Tekil Mesaj gösterimi
Alt 02 Ocak 2012, 01:23   Mesaj No:2

Esadullah

Medineweb Sadık Üyesi
Esadullah - ait Kullanıcı Resmi (Avatar)
Durumu:Esadullah isimli Üye şimdilik offline konumundadır
Medine No : 15316
Üyelik T.: 18 Aralık 2011
Arkadaşları:3
Cinsiyet:Erkek
Memleket:Kayıp bir Kentten
Yaş:44
Mesaj: 745
Konular: 146
Beğenildi:312
Beğendi:100
Takdirleri:3844
Takdir Et:
Konu Bu  Üyemize Aittir!
Standart Cevap: Prof. Dr. M. Hayri Kırbaşoğlu’nun Hz. İsa’yı (a.s) Gökten İndiren Hadislerin T

1-CEVAP: Usul Alimleri sahabeleri rivayet ettikleri hadis sayısına göre ikiye ayırmıştır. Birinci guruptakiler en çok hadis rivayet edenlerdir Şöyle ki : Ebu Hureyre 5375 -Abdullah İbn. Ömer 2630 – Enes İbn. Malik 2286- Hz. Aişe 2210- İbn. Abbas 1969- Cabir Bın.Abdullah 1540- Ebu Said El-Hudri 1170 Hadis rivayet etmişlerdir. Bu Sahabelerden başka Binin üzerinde hadis rivayet eden yoktur. Hadisler üzerine araştırma yapıp ta bu sahabe ve rivayet sayılarını görmemek mümkün değil buna rağmen yazar diyor ki Sahabenin çoğunluğu rivayet etmeli değimliydi. Bu yukarıdaki tablodan habersiz olan birinin soracağı sorudur. Çünkü bize ulaşan Hadislerin yüzde yetmişi hemen, hemen bu sahabeler tarafından rivayet edilmiş. O zaman çoğunluğu rivayet etmemiş diye bunlardan gelen diğer rivayetleri de kabul etmeyelim.
Binin altında Hadis rivayet edenler de ilk dört Halife ve Sahabenin çoğunluğu, bunun muhtelif sebepleri vardır. Sahabelerin Hz. Peygamberle sohbet sürelerinin azlığı bu sebeplerden biridir. Halifelerin az rivayeti ise Devlet işleriyle Fazla meşgul olmalarıdır. Çünkü ikinci gurupta ki çoğu sahabe Ebu Hureyre ve Enes bin malik gibi ashabı suffadan olmadıkları için fazla hadis ilmiyle meşgul olamamışlardır.
Hadis Usulü kaynaklarında şu bilgiler vardır. 100 bin civarında ki sahabe arasında hadisle meşgul olanların sayısı çok azdır ve bu azlık hadislerin sıhhati için sağlam bir garanti teşkil eder. Çünkü bu hadisin daha sahabe devrinde bir ihtisas olarak belirdiğini ve bununla yalnız gücü ve kaabiliyeti bulunanların meşgul olduklarını diğer sahabelerin ise bu sahaya el atmadıklarını gösterir. Hadis rivayet eden bütün sahabelerin hadislerini Mesned adlı eserinde topladığı söylenen Bakıy İbn Mahled, 1300 sahabe ismi zikretmiştir. İbnul Cevzi ise 1060 sahabe ismi zikreder.( M. Zubeyr Sıddıki Hadis edebiyatı tarihi s.41)
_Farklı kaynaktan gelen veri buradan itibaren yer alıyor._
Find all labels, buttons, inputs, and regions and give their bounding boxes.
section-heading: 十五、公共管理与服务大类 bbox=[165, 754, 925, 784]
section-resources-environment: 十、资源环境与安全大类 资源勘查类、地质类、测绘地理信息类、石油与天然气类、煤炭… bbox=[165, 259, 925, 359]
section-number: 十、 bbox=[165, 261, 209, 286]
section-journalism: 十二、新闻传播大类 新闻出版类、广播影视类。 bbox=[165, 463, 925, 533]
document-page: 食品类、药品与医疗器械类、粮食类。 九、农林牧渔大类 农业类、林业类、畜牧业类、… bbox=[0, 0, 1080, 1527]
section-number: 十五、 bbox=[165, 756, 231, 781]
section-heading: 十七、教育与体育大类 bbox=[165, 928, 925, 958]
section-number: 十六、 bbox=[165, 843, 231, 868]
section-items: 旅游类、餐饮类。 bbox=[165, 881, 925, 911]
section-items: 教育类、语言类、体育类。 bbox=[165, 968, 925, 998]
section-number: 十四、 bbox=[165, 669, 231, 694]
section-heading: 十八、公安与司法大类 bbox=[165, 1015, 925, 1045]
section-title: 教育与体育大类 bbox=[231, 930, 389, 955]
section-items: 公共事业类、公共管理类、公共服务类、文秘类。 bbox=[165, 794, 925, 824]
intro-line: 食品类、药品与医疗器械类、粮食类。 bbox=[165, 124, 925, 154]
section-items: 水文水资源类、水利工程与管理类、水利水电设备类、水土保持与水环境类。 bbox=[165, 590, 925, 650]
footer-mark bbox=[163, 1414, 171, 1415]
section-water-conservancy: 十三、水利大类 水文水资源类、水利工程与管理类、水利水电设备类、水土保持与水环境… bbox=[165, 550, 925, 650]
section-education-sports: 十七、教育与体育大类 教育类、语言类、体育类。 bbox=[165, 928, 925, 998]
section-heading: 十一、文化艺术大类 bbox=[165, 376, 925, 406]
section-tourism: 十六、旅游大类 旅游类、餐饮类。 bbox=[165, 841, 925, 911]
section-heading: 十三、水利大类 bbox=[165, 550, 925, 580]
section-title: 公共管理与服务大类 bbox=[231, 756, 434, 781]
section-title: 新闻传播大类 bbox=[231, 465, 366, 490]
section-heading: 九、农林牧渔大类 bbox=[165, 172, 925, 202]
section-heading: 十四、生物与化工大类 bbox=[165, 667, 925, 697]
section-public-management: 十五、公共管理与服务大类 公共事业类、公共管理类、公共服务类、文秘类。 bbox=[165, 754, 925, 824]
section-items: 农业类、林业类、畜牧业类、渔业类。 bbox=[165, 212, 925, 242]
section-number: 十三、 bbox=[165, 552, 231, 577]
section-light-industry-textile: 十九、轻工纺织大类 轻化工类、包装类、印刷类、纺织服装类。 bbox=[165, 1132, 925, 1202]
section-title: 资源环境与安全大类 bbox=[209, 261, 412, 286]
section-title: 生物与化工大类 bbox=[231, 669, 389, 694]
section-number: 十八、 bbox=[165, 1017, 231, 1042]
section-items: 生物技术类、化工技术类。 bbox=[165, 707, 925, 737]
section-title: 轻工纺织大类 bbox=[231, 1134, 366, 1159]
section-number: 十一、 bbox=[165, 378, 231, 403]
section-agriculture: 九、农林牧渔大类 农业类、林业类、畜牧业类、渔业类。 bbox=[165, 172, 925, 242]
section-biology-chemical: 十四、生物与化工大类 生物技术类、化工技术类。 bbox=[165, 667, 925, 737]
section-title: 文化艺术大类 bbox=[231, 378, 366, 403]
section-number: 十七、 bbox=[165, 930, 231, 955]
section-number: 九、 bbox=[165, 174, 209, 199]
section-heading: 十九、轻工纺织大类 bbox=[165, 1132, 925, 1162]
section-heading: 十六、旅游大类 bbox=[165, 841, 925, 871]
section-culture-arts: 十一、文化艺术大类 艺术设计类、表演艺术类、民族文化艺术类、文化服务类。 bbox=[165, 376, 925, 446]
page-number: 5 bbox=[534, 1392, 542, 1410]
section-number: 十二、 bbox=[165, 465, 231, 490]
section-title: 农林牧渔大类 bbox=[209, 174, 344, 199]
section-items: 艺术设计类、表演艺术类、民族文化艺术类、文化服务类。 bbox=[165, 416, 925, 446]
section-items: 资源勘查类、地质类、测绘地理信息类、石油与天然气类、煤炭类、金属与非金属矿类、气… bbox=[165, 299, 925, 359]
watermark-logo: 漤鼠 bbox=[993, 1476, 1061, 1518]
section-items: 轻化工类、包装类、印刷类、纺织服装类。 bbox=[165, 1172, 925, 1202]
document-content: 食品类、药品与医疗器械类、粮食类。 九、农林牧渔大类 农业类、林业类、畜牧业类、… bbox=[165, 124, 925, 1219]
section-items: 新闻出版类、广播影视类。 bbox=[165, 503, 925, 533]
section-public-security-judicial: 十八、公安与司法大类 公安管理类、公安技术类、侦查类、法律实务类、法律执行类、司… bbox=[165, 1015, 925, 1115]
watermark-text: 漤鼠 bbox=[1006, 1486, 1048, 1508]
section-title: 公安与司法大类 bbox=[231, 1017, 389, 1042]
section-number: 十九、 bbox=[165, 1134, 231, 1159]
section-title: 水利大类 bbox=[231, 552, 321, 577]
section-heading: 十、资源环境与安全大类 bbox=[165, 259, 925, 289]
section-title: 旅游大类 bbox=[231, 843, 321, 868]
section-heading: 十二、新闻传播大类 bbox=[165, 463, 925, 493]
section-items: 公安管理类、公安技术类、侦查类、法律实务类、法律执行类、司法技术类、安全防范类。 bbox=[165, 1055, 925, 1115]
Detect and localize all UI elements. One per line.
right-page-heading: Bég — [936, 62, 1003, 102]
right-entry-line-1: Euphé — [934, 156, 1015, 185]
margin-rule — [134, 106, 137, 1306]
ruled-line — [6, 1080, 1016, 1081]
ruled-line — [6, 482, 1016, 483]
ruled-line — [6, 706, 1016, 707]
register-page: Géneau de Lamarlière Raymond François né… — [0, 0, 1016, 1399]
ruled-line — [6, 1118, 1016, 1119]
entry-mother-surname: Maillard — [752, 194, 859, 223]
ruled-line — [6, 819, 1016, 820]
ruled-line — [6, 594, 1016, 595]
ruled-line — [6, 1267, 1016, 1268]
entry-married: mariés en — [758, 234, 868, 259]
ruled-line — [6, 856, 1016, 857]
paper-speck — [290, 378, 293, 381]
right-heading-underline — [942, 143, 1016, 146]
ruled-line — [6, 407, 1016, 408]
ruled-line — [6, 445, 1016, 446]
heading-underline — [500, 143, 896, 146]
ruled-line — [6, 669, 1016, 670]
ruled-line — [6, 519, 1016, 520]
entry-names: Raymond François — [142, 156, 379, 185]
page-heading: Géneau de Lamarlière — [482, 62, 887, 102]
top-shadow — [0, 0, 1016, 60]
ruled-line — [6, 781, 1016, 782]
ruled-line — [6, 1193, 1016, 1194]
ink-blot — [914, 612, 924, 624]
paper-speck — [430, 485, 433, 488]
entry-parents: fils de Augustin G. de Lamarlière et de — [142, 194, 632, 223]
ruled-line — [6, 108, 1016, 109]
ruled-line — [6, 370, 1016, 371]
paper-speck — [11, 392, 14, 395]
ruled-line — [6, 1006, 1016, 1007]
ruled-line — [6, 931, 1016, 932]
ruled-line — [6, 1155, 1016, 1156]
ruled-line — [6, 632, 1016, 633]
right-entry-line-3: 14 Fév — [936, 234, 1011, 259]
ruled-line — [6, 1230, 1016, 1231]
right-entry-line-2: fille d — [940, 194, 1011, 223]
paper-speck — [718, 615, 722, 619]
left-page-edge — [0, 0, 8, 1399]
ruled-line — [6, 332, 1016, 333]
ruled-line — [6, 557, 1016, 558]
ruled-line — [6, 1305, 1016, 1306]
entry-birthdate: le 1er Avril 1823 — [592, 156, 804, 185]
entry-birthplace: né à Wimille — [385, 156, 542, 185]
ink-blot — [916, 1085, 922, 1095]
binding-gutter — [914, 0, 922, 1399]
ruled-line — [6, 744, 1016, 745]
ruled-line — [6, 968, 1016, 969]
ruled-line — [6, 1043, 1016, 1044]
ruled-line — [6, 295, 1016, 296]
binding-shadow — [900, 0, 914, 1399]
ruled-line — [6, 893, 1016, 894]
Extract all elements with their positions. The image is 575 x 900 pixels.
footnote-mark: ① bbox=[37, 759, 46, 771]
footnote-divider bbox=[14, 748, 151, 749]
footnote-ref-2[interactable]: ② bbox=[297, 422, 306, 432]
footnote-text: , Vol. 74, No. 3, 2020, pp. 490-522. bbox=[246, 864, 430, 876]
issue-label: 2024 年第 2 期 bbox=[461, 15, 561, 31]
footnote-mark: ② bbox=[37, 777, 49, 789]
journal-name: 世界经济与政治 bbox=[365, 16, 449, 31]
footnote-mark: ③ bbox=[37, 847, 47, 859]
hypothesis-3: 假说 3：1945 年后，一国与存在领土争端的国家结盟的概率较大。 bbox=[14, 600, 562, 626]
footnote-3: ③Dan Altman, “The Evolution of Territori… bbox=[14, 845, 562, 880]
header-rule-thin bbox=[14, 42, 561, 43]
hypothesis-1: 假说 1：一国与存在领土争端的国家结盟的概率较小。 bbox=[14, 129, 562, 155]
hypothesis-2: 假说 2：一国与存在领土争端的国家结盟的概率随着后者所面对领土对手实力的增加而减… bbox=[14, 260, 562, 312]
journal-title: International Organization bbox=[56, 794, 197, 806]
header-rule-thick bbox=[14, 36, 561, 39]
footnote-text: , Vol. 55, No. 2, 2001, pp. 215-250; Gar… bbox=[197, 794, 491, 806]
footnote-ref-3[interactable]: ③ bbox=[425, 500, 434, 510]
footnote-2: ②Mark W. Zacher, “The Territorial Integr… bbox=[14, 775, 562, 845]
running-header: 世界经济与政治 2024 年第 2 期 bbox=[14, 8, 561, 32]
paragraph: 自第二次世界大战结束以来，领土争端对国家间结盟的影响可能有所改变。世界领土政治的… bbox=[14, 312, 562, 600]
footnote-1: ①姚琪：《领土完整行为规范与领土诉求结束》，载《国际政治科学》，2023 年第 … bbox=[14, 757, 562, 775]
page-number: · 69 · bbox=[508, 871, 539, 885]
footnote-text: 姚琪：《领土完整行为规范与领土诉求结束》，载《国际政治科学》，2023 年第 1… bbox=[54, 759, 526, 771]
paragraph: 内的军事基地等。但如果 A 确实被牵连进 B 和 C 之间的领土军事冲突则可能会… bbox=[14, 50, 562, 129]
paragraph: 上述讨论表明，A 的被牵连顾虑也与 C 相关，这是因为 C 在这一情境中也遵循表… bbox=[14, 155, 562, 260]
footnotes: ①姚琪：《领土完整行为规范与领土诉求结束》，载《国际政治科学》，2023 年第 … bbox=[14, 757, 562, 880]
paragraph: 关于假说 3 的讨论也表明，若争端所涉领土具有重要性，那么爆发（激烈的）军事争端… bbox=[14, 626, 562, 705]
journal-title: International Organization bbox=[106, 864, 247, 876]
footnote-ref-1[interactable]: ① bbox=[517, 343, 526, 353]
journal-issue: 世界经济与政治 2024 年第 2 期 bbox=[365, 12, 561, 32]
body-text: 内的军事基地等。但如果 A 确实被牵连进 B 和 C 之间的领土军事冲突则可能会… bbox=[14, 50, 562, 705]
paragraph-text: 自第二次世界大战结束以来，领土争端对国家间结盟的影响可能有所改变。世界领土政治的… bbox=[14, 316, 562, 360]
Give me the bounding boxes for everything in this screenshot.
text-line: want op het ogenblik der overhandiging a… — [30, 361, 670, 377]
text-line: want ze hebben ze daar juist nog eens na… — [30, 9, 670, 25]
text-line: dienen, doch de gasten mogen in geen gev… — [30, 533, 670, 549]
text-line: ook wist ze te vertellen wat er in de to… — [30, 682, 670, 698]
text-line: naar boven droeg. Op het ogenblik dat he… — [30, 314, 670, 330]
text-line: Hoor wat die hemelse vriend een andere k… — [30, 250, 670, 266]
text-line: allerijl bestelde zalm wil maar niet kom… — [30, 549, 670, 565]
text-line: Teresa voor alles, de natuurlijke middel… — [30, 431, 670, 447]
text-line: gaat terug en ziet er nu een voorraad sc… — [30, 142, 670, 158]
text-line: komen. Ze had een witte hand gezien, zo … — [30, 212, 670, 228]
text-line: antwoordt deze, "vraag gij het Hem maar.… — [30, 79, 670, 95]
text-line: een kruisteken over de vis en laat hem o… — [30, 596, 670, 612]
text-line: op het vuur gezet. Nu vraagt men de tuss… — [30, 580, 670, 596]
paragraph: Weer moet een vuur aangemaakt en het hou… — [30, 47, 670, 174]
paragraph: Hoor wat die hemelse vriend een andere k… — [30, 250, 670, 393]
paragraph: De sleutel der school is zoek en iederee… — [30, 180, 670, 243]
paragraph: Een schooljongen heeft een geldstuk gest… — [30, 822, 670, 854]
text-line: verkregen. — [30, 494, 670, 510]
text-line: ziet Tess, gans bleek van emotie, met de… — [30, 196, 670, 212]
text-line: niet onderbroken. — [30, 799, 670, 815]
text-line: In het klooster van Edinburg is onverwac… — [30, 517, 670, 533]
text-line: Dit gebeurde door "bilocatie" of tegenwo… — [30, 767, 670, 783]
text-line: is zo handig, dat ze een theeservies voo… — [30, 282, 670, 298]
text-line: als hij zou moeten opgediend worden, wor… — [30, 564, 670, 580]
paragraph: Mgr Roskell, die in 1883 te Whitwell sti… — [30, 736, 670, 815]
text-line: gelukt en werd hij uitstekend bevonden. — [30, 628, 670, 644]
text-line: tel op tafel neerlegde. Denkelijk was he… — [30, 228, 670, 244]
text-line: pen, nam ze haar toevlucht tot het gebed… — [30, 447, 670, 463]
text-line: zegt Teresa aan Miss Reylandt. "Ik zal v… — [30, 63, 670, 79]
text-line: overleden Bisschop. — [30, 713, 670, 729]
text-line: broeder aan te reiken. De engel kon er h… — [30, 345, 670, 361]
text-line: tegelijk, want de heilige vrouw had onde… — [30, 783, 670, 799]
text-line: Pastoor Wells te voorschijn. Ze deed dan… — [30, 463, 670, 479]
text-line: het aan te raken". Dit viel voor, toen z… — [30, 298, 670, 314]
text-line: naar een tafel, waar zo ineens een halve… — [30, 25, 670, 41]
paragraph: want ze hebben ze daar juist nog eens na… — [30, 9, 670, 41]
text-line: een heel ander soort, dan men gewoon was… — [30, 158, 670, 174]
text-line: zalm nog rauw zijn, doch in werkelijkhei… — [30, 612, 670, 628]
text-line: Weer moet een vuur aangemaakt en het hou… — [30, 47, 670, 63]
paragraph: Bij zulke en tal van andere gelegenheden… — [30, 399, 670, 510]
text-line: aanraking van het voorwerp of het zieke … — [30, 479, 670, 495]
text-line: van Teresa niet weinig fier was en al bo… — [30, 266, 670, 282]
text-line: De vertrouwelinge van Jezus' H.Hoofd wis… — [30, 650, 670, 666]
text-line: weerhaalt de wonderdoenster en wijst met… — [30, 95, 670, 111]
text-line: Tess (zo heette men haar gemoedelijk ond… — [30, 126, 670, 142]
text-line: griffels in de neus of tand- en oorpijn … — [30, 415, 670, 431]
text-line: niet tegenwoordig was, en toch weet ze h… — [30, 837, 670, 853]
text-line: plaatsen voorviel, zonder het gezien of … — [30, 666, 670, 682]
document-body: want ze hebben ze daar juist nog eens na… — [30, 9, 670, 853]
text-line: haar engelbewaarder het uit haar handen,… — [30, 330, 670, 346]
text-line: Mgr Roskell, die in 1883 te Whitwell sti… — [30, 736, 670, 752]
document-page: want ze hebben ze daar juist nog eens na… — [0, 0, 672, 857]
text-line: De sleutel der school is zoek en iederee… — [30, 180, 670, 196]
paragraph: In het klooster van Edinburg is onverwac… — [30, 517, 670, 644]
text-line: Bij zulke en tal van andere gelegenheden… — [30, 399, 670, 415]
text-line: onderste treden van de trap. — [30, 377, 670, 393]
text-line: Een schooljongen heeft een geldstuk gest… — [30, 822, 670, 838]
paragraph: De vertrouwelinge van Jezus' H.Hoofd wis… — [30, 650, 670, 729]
Bu bilgilerden de anlaşılacağı üzere hadis rivayetiyle çok az sahabe iştigal etmiştir. Bu tarihi vaka karşısında Hocamızın hala sahabenin çoğunluğu niye rivayet etmemiş demesi böyle bir çalışma yapan insanla bağdaşmıyor.
Şunu da unutmamak gerekir ki bugün bile bir ülkenin kalabalık nüfusuna rağmen çeşitli ihtisas dallarında bulunanların sayıca çok az oldukları bilinen bir şeydir ve bunların diğerlerine nazarla sahalarında otorite oldukları bir gerçektir.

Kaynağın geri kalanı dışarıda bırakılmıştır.